0116 Currently the size of user_events_status is a single page, however, custom
0117 kernel configurations can change this size to allow more user based events. In
0118 all cases the size of the file is a multiple of a page size.
0119
0120 For example, if the register ioctl() gives back a status_index of 3 you would
0121 check byte 3 of the returned mmap data to see if anything is attached to that
0122 event.
0123
0124 Administrators can easily check the status of all registered events by reading
0125 the user_events_status file directly via a terminal. The output is as follows::
0126
0127 Byte:Name [# Comments]
0128 ...
0129
0130 Active: ActiveCount
0131 Busy: BusyCount
0132 Max: MaxCount
0133
0134 For example, on a system that has a single event the output looks like this::
0135
0136 1:test
0137
0138 Active: 1
0139 Busy: 0
0140 Max: 4096
0141
0142 If a user enables the user event via ftrace, the output would change to this::
0143
0144 1:test # Used by ftrace
0145
0146 Active: 1
0147 Busy: 1
0148 Max: 4096
0149
0150 **NOTE:** *A status index of 0 will never be returned. This allows user
0151 programs to have an index that can be used on error cases.*
0152
0153 Status Bits
0154 ^^^^^^^^^^^
0155 The byte being checked will be non-zero if anything is attached. Programs can
0156 check specific bits in the byte to see what mechanism has been attached.
0157
0158 The following values are defined to aid in checking what has been attached:
0159
0160 **EVENT_STATUS_FTRACE** - Bit set if ftrace has been attached (Bit 0).
0161
0162 **EVENT_STATUS_PERF** - Bit set if perf has been attached (Bit 1).
0163
0164 Writing Data
0165 ------------
0166 After registering an event the same fd that was used to register can be used
0167 to write an entry for that event. The write_index returned must be at the start
0168 of the data, then the remaining data is treated as the payload of the event.
0169
0170 For example, if write_index returned was 1 and I wanted to write out an int
0171 payload of the event. Then the data would have to be 8 bytes (2 ints) in size,
0172 with the first 4 bytes being equal to 1 and the last 4 bytes being equal to the
0173 value I want as the payload.
0174
0175 In memory this would look like this::
0176
0177 int index;
0178 int payload;
0179
0180 User programs might have well known structs that they wish to use to emit out
0181 as payloads.

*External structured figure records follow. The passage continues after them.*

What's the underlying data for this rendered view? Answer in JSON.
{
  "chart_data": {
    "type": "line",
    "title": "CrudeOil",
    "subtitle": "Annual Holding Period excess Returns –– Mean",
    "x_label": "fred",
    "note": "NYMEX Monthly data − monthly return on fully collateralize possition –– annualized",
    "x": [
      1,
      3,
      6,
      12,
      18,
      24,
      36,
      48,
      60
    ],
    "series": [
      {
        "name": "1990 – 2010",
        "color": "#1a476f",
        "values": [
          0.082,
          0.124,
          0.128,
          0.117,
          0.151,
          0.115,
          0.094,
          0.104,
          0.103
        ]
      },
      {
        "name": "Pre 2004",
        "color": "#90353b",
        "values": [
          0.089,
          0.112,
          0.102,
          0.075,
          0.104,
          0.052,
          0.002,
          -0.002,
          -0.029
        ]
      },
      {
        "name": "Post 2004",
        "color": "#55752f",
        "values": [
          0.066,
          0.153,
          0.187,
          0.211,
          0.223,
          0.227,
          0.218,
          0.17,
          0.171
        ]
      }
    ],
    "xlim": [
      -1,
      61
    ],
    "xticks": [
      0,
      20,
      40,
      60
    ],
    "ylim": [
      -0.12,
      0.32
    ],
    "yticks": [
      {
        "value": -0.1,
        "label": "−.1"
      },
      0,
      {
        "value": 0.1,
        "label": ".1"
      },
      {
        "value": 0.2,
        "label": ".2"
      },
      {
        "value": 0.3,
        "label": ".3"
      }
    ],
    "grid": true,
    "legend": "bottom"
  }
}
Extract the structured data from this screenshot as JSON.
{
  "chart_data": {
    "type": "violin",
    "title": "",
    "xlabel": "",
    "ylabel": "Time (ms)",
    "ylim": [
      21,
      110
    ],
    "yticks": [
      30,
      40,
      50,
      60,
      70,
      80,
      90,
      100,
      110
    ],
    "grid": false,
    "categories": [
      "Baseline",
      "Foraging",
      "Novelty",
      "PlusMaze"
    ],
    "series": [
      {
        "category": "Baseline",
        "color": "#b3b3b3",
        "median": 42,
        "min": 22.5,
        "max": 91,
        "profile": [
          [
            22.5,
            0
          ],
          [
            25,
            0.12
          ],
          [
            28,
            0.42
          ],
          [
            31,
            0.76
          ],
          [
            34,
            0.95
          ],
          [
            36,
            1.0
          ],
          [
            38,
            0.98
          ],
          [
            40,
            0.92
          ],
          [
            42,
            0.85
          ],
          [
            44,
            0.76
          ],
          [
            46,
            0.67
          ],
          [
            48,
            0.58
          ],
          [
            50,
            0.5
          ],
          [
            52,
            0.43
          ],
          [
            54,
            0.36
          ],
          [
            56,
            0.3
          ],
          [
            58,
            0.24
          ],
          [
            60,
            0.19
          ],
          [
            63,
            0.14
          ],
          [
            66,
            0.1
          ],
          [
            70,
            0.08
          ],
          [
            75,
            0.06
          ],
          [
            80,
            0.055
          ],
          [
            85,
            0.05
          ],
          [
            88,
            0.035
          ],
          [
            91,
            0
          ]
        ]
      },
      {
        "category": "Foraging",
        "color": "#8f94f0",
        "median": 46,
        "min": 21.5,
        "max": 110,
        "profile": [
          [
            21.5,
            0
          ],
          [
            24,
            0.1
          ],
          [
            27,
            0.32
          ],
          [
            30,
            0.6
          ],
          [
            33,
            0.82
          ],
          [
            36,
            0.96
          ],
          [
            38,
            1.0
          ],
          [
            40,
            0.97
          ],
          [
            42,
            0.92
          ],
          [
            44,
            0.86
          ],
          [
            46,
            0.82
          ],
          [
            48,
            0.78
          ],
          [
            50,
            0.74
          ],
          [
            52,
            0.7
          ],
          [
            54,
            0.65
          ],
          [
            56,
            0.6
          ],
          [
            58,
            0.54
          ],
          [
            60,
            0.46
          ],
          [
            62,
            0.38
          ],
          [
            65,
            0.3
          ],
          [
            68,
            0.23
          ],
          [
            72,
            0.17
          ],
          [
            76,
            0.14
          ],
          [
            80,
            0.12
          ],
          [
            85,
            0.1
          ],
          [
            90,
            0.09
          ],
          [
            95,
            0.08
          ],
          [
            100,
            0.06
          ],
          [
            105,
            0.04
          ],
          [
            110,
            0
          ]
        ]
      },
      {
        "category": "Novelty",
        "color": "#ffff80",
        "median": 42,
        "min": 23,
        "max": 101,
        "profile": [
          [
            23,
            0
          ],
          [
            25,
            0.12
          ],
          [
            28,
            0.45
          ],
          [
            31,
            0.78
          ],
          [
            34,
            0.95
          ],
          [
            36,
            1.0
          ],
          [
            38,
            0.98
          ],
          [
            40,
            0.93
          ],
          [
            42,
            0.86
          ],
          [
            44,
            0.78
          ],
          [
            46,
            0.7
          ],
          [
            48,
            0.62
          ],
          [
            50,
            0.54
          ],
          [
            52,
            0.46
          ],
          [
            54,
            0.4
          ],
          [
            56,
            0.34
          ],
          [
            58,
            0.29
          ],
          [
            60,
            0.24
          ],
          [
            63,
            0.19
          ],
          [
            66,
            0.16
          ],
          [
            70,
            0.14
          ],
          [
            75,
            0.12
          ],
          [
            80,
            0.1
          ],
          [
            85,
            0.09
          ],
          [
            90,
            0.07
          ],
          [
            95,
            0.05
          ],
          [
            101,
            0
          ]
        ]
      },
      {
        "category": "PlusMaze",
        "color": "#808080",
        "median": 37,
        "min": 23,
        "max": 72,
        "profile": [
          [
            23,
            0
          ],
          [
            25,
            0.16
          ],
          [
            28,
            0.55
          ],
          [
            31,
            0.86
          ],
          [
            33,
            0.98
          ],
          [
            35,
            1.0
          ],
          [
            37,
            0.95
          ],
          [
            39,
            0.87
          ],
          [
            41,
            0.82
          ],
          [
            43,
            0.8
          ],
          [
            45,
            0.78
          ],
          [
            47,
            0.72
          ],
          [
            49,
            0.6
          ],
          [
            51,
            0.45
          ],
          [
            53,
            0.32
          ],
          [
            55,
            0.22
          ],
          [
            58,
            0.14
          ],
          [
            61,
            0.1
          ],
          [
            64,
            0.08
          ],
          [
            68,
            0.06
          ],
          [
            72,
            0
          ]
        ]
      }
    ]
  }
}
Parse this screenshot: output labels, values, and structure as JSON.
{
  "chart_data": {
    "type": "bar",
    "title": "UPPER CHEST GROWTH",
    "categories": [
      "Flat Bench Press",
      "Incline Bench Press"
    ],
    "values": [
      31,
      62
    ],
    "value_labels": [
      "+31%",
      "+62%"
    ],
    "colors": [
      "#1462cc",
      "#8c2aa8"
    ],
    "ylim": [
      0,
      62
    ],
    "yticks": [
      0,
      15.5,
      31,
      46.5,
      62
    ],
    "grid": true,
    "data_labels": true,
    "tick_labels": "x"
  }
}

In those cases writev() can be used, with the first vector being
0182 the index and the following vector(s) being the actual event payload.
0183
0184 For example, if I have a struct like this::
0185
0186 struct payload {
0187 int src;
0188 int dst;
0189 int flags;
0190 };
0191
0192 It's advised for user programs to do the following::
0193
0194 struct iovec io[2];
0195 struct payload e;
0196
0197 io[0].iov_base = &write_index;
0198 io[0].iov_len = sizeof(write_index);
0199 io[1].iov_base = &e;
0200 io[1].iov_len = sizeof(e);
0201
0202 writev(fd, (const struct iovec*)io, 2);
0203
0204 **NOTE:** *The write_index is not emitted out into the trace being recorded.*
0205
0206 Example Code
0207 ------------
0208 See sample code in samples/user_events.